The banking system, as the most important sector of the economy of every country, often encounters a number of risks. Financial institutions of that system operate in an unstable environment, and without having complete information about that environment, they may suffer significant losses. The main source of such losses is considered to be credit risks, and for the management of these, various mathematical models are being developed which will allow banks to make decisions on granting a loan. Lately, for this purpose, machine learning (ML) classification algorithms have often been used for credit risk modeling. In this research work, using the ideas of well-known ML algorithms, a new algorithm for solving the binary classification problem was developed. By means of the algorithm created, based on real data, a classification model has been developed. Qualitative indicators of that model, such as ROC AUC, PR AUC, precision, recall, and F1 score, were evaluated.

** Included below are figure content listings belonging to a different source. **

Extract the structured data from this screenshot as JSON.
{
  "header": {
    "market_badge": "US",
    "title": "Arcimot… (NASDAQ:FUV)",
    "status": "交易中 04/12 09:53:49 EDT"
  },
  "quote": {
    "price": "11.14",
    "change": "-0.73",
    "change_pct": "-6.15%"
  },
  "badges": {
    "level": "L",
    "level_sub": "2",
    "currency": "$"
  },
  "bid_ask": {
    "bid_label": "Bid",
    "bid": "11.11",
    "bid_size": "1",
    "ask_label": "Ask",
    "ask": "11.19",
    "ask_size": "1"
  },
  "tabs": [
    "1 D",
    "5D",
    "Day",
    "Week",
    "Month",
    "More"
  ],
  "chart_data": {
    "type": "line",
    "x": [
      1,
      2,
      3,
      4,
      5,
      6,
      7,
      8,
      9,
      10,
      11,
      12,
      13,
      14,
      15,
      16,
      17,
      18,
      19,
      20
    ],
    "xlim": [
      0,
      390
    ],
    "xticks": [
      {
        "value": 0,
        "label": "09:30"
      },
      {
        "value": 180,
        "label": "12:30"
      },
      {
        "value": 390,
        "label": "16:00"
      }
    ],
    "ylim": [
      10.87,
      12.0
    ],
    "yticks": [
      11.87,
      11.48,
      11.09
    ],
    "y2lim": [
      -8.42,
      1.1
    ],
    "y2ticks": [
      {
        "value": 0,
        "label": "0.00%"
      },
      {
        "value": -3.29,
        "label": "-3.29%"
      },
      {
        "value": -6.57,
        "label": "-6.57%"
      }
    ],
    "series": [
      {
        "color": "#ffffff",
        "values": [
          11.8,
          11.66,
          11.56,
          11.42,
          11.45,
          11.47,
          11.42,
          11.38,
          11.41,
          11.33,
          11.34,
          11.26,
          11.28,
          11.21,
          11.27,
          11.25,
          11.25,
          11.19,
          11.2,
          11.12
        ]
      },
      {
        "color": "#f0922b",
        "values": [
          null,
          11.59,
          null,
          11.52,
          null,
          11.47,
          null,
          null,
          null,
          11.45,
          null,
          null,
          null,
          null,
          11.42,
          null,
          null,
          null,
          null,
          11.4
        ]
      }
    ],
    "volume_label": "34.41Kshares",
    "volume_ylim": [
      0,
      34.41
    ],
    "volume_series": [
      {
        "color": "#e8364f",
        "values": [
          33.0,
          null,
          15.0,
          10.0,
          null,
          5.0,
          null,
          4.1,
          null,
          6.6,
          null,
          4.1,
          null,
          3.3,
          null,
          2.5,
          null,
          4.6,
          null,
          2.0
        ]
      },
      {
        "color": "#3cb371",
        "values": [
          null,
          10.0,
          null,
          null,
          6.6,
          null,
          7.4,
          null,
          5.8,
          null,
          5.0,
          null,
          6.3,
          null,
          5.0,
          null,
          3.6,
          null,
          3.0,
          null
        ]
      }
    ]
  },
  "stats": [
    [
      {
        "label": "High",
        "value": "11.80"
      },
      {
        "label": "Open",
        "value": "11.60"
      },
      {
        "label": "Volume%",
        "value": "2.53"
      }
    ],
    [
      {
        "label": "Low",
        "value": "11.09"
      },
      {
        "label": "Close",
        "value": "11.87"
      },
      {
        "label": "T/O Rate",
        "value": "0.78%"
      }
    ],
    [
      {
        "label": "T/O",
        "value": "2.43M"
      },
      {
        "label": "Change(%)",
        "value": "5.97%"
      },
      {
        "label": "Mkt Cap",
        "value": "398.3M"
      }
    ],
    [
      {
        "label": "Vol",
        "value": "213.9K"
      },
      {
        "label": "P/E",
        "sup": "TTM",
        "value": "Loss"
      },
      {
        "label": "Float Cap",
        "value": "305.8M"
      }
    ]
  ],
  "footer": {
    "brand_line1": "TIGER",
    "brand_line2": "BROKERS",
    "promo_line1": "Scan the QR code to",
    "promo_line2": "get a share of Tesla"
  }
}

By modifying the resulting probabilities into a range of 300–850 score points, a scoring model has been developed, the usage of which can mitigate credit risk and protect financial organizations from major losses.

Suggested Citation

  • Garnik Arakelyan & Armen Ghazaryan, 2025. "Application of a Machine Learning Algorithm to Assess and Minimize Credit Risks," JRFM, MDPI, vol. 18(9), pages 1-16, September.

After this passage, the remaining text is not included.